色々な慢性疾患の治療2

月経困難症

月経困難症とは月経の時および月経前にさまざまな障害が出現し、日常生活に支障をきたすことを言う。下腹部痛、腰痛、下腹部膨満感や重圧感などが主要な症状で、起き上がることができず鎮痛剤、鎮静剤を必要とする場合は病的である。

月経困難症には、子宮筋腫、子宮内膜症、骨盤内臓器炎症などの器質的原因と女性ホルモンが過剰な場合や不足した場合、女性ホルモンと黄体ホルモンのバランス異常などの機能的原因に分けられる。

西洋医学的治療では、それぞれの原因に応じたホルモン療法や手術療法などが行なわれる。

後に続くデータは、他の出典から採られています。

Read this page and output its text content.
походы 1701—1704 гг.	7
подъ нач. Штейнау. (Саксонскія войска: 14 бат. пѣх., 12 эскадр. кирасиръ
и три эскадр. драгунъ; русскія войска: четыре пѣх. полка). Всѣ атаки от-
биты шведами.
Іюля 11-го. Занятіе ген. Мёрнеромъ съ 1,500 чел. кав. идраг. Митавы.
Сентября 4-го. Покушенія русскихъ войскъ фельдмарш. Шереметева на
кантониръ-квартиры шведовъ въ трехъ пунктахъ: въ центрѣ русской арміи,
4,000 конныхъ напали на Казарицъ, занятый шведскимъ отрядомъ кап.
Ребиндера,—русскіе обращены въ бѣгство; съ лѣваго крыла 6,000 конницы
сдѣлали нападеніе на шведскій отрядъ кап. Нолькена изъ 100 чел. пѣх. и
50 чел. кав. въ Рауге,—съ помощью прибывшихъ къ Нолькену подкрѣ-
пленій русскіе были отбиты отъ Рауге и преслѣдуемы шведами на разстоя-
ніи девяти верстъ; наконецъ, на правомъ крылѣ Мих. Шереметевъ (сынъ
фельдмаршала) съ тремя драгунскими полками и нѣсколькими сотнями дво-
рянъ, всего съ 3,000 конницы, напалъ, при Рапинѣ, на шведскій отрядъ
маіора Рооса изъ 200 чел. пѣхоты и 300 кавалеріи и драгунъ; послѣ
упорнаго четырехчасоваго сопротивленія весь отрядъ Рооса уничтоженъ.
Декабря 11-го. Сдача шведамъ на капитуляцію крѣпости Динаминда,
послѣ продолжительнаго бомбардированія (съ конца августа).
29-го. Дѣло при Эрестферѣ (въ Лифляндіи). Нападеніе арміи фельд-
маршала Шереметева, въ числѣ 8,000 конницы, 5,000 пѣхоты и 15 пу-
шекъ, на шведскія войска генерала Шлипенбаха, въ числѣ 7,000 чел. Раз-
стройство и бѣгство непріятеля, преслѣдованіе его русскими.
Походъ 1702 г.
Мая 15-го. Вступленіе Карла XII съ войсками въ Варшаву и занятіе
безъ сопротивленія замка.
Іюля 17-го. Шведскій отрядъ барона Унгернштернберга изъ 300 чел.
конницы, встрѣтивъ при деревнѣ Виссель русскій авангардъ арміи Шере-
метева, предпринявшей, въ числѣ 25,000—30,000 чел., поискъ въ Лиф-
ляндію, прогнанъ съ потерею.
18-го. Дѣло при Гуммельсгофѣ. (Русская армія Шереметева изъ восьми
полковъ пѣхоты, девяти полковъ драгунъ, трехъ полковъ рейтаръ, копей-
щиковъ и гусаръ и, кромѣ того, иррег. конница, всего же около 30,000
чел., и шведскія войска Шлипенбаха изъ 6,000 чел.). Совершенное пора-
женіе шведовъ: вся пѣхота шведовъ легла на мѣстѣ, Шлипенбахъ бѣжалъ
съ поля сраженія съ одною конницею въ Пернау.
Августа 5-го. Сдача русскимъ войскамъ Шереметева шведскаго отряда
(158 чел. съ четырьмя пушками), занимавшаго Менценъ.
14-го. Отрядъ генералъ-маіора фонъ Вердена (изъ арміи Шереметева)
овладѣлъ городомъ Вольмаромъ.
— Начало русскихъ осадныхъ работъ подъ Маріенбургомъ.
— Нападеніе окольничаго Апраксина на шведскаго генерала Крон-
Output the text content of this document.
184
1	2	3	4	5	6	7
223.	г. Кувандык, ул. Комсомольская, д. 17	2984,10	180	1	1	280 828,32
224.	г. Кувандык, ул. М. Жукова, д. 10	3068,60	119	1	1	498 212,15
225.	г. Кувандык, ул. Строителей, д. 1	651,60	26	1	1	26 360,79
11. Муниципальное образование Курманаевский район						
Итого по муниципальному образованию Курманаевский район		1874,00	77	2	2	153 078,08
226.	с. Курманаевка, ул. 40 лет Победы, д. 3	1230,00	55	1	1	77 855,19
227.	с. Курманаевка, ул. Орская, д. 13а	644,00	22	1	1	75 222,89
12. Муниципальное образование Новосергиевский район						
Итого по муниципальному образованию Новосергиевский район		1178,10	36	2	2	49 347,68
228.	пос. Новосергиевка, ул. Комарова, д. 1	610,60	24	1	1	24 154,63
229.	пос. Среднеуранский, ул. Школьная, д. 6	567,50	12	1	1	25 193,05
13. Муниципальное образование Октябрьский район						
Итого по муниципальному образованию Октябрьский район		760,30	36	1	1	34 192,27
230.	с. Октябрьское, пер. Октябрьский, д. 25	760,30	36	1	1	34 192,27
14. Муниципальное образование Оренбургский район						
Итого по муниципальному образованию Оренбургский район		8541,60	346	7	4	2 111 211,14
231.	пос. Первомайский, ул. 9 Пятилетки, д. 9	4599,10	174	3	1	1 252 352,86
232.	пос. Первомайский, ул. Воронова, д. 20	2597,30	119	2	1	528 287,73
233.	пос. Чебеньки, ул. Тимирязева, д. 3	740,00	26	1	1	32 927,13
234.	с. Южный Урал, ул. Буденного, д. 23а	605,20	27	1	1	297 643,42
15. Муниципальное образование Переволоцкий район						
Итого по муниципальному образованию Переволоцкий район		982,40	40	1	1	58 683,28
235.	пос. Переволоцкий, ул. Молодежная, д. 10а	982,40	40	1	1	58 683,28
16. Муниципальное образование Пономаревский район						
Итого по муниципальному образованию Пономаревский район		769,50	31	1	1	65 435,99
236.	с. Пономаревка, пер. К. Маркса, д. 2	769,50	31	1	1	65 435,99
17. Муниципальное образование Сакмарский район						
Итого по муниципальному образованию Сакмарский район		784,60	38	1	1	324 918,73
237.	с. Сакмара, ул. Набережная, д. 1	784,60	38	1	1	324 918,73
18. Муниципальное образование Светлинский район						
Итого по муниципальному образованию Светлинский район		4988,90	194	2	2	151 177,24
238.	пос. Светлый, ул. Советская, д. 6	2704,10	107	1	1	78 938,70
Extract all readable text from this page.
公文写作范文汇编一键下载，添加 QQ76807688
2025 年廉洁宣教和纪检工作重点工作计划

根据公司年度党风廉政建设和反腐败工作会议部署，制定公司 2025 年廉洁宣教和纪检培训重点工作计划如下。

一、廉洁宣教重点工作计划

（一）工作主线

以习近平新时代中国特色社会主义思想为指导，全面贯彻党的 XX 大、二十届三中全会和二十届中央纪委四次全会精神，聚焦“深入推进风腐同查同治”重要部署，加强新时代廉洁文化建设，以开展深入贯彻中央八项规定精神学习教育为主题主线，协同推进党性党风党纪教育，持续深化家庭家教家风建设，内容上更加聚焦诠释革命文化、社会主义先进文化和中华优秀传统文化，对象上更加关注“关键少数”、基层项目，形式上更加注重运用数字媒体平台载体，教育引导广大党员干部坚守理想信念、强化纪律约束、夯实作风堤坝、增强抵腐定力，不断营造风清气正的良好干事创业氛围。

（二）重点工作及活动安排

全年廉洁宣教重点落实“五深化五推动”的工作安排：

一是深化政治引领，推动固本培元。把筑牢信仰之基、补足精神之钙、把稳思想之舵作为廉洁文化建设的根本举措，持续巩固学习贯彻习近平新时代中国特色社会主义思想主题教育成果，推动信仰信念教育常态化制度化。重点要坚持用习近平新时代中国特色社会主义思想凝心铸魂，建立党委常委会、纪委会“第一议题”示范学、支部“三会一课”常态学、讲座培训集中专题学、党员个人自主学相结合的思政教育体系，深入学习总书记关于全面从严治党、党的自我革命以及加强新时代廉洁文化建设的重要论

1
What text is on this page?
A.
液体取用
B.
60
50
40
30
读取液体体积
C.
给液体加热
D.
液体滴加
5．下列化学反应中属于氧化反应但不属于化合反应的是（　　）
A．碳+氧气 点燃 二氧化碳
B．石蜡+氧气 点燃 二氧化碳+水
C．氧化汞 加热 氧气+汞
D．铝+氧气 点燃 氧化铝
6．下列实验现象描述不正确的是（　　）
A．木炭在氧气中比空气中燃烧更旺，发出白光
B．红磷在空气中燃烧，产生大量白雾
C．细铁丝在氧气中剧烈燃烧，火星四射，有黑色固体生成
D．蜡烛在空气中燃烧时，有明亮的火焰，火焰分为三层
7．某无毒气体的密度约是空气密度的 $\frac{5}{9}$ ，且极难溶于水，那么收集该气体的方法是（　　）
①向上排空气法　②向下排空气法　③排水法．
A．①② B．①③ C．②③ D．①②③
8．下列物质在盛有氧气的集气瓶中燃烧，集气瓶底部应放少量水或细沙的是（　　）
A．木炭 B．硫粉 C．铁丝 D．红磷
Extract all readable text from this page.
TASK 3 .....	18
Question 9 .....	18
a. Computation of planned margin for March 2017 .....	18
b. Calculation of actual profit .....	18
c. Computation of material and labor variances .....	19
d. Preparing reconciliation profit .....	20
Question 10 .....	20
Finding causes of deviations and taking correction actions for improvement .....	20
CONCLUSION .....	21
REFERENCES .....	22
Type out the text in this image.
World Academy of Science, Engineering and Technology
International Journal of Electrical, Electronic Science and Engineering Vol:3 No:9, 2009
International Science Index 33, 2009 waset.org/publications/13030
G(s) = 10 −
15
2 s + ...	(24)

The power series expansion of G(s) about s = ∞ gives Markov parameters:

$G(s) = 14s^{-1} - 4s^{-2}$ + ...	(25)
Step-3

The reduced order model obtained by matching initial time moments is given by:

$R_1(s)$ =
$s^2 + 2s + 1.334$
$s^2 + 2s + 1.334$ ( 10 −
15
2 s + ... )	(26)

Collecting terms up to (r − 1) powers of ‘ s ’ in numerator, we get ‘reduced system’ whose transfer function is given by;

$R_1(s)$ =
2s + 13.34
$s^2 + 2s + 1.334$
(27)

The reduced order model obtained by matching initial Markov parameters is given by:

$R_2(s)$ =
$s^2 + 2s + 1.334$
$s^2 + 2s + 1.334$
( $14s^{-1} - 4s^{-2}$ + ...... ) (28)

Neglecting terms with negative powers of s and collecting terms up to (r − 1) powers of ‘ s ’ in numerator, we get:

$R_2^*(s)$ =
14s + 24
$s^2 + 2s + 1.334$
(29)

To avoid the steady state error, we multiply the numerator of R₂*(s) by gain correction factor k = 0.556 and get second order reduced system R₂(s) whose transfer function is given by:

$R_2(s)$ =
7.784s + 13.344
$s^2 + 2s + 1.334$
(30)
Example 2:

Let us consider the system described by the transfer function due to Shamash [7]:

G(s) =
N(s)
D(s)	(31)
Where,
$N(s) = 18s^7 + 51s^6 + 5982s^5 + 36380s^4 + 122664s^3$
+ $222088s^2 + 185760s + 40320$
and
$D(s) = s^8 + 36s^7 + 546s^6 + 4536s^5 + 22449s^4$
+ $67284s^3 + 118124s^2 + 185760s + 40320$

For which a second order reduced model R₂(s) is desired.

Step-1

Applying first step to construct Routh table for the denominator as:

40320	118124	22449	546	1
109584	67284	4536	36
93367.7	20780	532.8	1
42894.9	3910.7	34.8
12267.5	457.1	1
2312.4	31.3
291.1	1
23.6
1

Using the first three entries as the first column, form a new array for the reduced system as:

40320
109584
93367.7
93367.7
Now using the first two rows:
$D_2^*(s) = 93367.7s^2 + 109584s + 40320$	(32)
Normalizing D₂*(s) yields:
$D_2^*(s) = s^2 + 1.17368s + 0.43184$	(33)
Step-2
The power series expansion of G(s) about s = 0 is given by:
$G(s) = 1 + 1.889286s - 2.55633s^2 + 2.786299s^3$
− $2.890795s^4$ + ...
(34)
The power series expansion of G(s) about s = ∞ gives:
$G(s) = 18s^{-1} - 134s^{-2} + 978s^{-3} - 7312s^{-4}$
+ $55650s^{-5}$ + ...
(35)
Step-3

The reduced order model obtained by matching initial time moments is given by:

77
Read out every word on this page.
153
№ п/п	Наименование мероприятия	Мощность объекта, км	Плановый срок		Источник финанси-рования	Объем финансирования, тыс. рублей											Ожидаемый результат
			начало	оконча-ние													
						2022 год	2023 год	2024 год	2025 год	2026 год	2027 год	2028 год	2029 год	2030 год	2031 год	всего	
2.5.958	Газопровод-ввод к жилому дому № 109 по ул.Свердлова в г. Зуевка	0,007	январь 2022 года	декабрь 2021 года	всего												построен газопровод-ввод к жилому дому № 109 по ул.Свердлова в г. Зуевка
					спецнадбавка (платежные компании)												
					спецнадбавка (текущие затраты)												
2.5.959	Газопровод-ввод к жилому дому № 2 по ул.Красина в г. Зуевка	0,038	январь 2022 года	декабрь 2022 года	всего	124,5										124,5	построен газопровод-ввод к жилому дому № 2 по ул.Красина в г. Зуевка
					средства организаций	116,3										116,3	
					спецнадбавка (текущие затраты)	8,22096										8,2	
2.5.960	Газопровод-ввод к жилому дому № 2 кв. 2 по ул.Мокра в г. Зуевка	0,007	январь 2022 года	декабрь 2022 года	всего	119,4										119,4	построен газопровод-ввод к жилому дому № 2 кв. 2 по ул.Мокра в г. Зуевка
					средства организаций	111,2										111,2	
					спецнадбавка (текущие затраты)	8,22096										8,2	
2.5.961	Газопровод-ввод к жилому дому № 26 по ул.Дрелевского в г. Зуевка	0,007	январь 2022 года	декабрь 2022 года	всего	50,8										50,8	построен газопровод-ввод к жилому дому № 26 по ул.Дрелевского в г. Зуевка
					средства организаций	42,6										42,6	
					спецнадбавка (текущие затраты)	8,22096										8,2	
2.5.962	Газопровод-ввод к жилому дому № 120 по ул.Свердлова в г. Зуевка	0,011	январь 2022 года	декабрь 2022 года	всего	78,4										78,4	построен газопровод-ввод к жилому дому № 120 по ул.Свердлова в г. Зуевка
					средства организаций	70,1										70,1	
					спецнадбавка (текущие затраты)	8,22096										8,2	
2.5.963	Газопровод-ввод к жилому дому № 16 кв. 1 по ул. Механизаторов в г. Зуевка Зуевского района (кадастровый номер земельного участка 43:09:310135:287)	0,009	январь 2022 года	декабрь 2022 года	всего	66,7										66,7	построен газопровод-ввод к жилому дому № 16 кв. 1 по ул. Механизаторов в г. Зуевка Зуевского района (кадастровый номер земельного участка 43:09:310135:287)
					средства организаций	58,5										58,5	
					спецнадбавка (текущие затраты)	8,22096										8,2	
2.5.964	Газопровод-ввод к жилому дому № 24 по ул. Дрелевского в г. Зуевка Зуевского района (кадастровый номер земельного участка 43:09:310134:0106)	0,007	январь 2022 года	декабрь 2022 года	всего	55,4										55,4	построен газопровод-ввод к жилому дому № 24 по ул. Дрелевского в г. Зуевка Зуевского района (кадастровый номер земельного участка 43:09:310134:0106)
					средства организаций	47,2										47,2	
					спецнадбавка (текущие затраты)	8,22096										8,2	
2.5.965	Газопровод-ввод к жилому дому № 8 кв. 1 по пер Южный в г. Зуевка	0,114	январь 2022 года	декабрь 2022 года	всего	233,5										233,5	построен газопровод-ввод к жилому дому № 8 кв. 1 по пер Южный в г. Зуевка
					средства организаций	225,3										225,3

漢方療法では、月経困難症は、基本的には「血」の病気として考え治療するが、「気」「水」の異常も絡んでいるのは言うまでもない。「血」の滞った異常状態を「お血(おけつ)」と言い、月経困難症は、主に「お血」のために起こってくると考えられている。漢方治療では、お血を治療する薬を駆〓血薬と言うが、月経困難症に限らず、婦人の病気には駆お血薬が数多く用いられる。

体力がある場合(実証)

・桂枝茯苓丸・腹力充実してお血のある時に用いる。

体力ふつう場合(中間証)

・当帰芍薬散・眩暈やお血のある時に用いる。

体力がない場合(虚証)

・当帰建中湯・胃腸が弱くて、お血のある時に用いる。

〔実例〕22歳、未婚の女性、ひどい月経痛を漢方薬で治療して欲しいと訴えて来院した。かなり以前から月経痛がひどく、月経不順もあった。冷え症で胃腸が弱く、脈は沈細。腹診では腹力は軟弱で、心下部の抵抗と左下腹部に圧痛がある。当帰芍薬散料加附子人参(附子0・4、人参3)を与えて、1カ月後に附子0・8。2カ月後には附子2グラムとした。3カ月後、今回の月経で初めて鎮痛剤を服用しなかった。以後、漢方薬で良好な経過である。

〔実例〕16歳、女性、月経の出血が1か月以上続いていると訴えて来院した。初潮は13歳で以来、月経不順であった。脈は細で弱い。腹診では腹力は中等度で、下腹部全体に圧痛があり、きゅう帰膠艾湯(煎じ薬)を与えた。1週間後、出血はかなり少なくなっていた。立ちくらみがあるという訴えがあり、当帰芍薬散料に転方した。2週間後3月9日には出血は完全に止まった。その後は、良好な経過である。